Muitas pessoas têm vontade de gerir o próprio negócio e se aventuram no caminho – às vezes tortuoso – do empreendedorismo. A paixão pelo que faz e saber os riscos que pode correr durante a batalha são pontos fundamentais que todo novo empresário deve ter, mas não é o bastante. Por isso, enumerei dicas preciosas para quem tem o anseio de se livrar das amarras de uma carreira em uma grande empresa e realizar o sonho do seu próprio negócio:
1 – Perfil empreendedor: grande parte dos profissionais acredita que o empreendedorismo é um dom, mas eu discordo! É possível desenvolver características fundamentais, como: delegar tarefas, ter metas claras, planejar, monitorar e persistir. Estes são os principais pontos que devem ser trabalhados pelo novo empreendedor.

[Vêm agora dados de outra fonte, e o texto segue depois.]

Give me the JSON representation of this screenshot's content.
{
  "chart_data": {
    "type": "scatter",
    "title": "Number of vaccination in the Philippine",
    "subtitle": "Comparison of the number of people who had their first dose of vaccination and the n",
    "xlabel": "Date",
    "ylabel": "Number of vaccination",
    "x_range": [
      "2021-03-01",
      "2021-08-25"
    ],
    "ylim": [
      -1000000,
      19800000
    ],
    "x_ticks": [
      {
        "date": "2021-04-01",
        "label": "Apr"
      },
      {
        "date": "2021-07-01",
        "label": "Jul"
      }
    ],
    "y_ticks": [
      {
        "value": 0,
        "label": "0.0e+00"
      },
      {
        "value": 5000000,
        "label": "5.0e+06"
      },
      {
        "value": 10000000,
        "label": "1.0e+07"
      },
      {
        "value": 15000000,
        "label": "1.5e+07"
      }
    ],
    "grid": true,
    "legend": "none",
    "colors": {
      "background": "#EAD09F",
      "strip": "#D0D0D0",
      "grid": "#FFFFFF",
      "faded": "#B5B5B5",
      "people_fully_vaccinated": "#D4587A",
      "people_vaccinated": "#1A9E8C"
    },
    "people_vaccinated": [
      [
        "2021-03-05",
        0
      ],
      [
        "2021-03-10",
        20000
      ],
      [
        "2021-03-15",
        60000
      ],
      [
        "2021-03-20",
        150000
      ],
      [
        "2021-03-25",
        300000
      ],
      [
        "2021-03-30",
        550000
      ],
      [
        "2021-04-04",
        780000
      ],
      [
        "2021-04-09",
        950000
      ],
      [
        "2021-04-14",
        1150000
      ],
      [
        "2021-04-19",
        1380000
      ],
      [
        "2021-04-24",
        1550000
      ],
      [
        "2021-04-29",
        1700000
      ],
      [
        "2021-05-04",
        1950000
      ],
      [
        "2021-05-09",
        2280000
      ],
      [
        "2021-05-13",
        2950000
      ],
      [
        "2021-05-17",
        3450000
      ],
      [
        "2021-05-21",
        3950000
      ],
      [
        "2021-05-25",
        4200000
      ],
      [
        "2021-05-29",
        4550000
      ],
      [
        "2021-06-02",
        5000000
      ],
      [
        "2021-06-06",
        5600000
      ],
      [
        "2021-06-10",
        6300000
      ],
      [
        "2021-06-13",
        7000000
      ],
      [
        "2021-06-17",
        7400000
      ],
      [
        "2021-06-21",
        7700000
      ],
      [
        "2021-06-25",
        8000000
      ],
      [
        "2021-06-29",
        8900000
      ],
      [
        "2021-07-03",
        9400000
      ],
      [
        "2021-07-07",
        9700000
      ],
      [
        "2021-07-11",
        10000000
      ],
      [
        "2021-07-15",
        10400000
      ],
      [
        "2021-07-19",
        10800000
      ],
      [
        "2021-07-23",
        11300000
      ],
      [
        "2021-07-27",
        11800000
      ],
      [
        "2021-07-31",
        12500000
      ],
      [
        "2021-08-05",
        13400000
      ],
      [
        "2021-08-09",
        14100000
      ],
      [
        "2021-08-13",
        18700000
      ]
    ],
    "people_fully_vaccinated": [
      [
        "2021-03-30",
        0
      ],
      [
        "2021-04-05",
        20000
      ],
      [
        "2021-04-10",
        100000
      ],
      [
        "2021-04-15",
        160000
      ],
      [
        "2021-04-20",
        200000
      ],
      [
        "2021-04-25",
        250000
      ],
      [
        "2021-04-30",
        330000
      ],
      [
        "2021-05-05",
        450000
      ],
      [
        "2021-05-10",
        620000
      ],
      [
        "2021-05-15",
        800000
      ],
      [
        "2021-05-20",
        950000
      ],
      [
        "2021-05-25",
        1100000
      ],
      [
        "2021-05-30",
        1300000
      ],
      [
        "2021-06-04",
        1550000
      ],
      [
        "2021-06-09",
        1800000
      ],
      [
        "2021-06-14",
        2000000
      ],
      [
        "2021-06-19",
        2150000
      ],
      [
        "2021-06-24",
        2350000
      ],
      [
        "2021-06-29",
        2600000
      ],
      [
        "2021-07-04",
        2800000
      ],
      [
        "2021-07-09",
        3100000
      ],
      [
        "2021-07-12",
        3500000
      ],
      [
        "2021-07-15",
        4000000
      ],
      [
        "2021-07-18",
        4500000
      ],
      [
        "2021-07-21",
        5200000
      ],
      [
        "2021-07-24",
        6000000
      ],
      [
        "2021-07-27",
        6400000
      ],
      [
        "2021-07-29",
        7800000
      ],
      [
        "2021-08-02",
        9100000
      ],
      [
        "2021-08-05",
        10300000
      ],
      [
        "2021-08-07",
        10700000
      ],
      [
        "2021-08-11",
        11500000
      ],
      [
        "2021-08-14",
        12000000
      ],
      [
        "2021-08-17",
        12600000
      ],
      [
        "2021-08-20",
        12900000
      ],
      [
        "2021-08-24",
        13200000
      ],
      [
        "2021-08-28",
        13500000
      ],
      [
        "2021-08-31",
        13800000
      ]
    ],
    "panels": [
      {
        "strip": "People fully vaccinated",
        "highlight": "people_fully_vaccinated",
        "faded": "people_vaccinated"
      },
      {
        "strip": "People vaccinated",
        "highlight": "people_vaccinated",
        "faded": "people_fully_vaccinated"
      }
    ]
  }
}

2 – Buscar conhecimento: muitos profissionais acreditam que saber apenas o básico pode ser a chave de sucesso do negócio. Há também aqueles que se sintam desconfortáveis ao pedir ajuda de um especialista do ramo. Estas pessoas correm o risco de pagar caro por suas decisões e escolhas, por isso, recomendo sempre buscar conhecimentos por meio de livros, cursos e workshops. O bom empreendedor deve estar por dentro de tudo o que acontece em seu segmento.
3 - Tirar a ideia do papel: para levar o projeto adiante é preciso pesquisar profundamente a ideia, buscando informações sobre gestão e processos daquele negócio. Enquanto estamos pensando no conceito, pode ter certeza que há alguém fazendo algo muito próximo. Com esta pesquisa em mãos, veja a viabilidade do negócio, avalie os prós e os contras e coloque a mão na massa! Fique preparado para errar, mas sempre tentando acertar. Lembre-se sempre: a persistência é a alma do negócio.
4 - Conheça a sua área: o empreendedor deve ter uma visão ampla sobre todo o negócio em si. Ele não tem que operar todas as áreas, mas precisa saber a importância que cada área tem em seu negócio e contratar pessoas competentes para opera-las.
5 – Errar é humano: não se deve ser comprometido com o erro. Todo empreendedor erra e corrige a falha o mais rápido possível! Saber identifica-lo e planejar estratégias para dar a volta por cima são indispensáveis no mundo dos negócios.

Enfim, o novo empreendedor deve estar disposto a enfrentar qualquer problema que possa surgir durante a trajetória. O caminho pode ser difícil, mas a vitória é gratificante.